Kautschuk
Mieter hat er noch nicht, denn die Wohnung ist teuer. Ich hab’ mir die Sache nun so gedacht: Zwei von Ihren Leuten, Herr Boffin, mieten die Zimmer und bringen in ihren Koffern solchen Lachgastank hinein. Eines Nachts, wenn Fortuyn ins Bett gegangen ist und sein Licht ausgemacht hat, leiten die ihm durch die Decke – sie müssen irgendwo ein Loch bohren – ‘ne ordentliche Ladung Lachgas ins Schlafzimmer. Und wenn er dann richtig beduselt ist, gehen die beiden nach oben – die olle Haushälterin schläft hintenraus, merkt nichts – knacken die Tür auf und nehmen mit, was haste, was kannste. Ein tüchtiger Autofahrer steht mit seinem Wagen irgendwo in der Nähe. Alles in das Auto rin! Los!«
Boffin kniff das linke Auge zu. Sein Gesicht verzog sich zu einer schiefen Grimasse. »Hm, hm«, kam es langsam durch die Nase. »Bißchen sehr anrüchig, Herr Meyer!«
»Na – nu schlägt’s dreizehn! Und ich glaubte, Sie würden vor Vergnügen an die Decke springen über mein Plänchen! Und da machen Sie ‘n Gesicht, als hätt’ ich Ihnen sonst was getan?«
Boffin drehte sich halb zu Bosfeld um und sah den von der Seite an.
Der hob abwehrend die Hände. »Nichts für mich, Herr Boffin! Gänzlich ausgeschlossen! In die Asche mögen andere ihre Finger stecken! Da macht man sich dreckig und – kann sich eklig verbrennen! Aber ich will Ihnen natürlich auf keinen Fall abraten. Das müssen Sie mit sich allein ausmachen, ob Sie das Plänchen des Herrn Meyer ausführen wollen oder nicht. Im übrigen: ich weiß von nichts – mein Name ist Hase! Empfehle mich den Herrschaften gehorsamst! Küss’ die Hand, Gnädigste! Auf Wiedersehn heut abend.«
Boffin sah unschlüssig von Meyer zu Juliette. Sie hatte ein Journal ergriffen und blätterte darin, als ginge sie das alles gar nichts an. Boffin trippelte unschlüssig hin und her. Die Collins! schoß es ihm plötzlich durch den Kopf. War ein raffiniert kluges Frauenzimmer; hatte ihm schon manchen guten Rat gegeben ... »‘n Augenblick, meine Herrschaften! Will nur mal schnell was nachsehn. Komme gleich wieder!«
Meyer kam sich, allein mit der eleganten Dame, wie auf den Pfropfen gesetzt vor.
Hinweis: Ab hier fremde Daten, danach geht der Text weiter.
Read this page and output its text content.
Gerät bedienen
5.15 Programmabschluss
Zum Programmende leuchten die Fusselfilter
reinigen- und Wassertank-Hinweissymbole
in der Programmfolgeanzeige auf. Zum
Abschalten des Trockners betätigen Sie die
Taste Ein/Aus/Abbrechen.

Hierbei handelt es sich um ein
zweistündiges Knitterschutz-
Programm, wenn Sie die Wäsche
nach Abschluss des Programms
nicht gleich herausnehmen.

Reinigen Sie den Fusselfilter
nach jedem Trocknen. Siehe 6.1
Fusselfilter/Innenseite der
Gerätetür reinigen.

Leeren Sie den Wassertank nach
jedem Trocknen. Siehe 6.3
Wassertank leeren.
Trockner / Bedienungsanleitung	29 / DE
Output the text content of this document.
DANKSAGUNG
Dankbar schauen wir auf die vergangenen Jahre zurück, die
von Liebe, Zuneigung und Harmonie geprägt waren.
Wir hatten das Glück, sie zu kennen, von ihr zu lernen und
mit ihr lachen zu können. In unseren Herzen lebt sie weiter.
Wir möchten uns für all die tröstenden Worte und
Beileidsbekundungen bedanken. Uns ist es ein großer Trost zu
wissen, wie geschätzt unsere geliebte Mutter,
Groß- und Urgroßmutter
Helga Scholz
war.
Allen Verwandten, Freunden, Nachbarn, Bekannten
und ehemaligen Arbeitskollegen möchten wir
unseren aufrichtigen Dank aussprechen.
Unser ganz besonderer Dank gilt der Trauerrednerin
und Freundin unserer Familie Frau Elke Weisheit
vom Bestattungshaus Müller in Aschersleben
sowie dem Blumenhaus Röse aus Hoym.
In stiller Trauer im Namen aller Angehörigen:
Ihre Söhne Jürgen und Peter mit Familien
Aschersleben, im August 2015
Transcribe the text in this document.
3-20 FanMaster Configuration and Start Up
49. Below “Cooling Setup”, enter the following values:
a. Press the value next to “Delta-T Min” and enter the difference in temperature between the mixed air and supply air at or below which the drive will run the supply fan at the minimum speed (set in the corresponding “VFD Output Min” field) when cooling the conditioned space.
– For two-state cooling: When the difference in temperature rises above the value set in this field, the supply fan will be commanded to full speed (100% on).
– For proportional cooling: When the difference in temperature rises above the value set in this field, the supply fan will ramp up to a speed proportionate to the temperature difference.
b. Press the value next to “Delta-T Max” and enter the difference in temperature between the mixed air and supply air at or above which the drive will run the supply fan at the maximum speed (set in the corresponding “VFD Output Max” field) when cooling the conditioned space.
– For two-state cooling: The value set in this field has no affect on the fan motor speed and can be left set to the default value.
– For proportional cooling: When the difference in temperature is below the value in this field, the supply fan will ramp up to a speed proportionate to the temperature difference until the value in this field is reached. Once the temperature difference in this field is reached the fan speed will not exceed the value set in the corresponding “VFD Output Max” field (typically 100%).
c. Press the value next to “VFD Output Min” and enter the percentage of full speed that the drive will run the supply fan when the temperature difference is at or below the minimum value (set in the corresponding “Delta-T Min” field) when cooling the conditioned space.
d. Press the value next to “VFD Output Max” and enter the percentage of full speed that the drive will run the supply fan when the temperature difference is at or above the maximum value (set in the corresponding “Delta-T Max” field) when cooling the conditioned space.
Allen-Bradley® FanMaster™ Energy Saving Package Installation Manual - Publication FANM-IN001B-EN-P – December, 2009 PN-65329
Er fühlte innerlich den Drang, ein Gespräch anzufangen, konnte aber beim besten Willen keinen Anknüpfungspunkt finden.
Boffin kam zurück und schlenkerte beruhigt die Kneiferschnur um die Finger. Die Collins hatte wieder mal guten Rat gegeben. »Also, Herr Meyer, Ihre Idee ist nicht schlecht. Hab’ mich so’n bißchen informiert. Die Sache mit dem Lachgas ist nicht so ungefährlich, wie Sie sich das denken. Ich muß mir die Geschichte erst mal reiflich überlegen. Wenn ich’s mache, schreib’ ich Ihnen: ›Die Sache wird gemacht.‹ Die vier Worte nur. Gehen Sie jetzt rüber zu Fräulein Collins und machen Sie Ihre Liquidation mit ihr ab!« —
»Denken Sie wirklich daran, die Sache zu machen?« fragte Juliette.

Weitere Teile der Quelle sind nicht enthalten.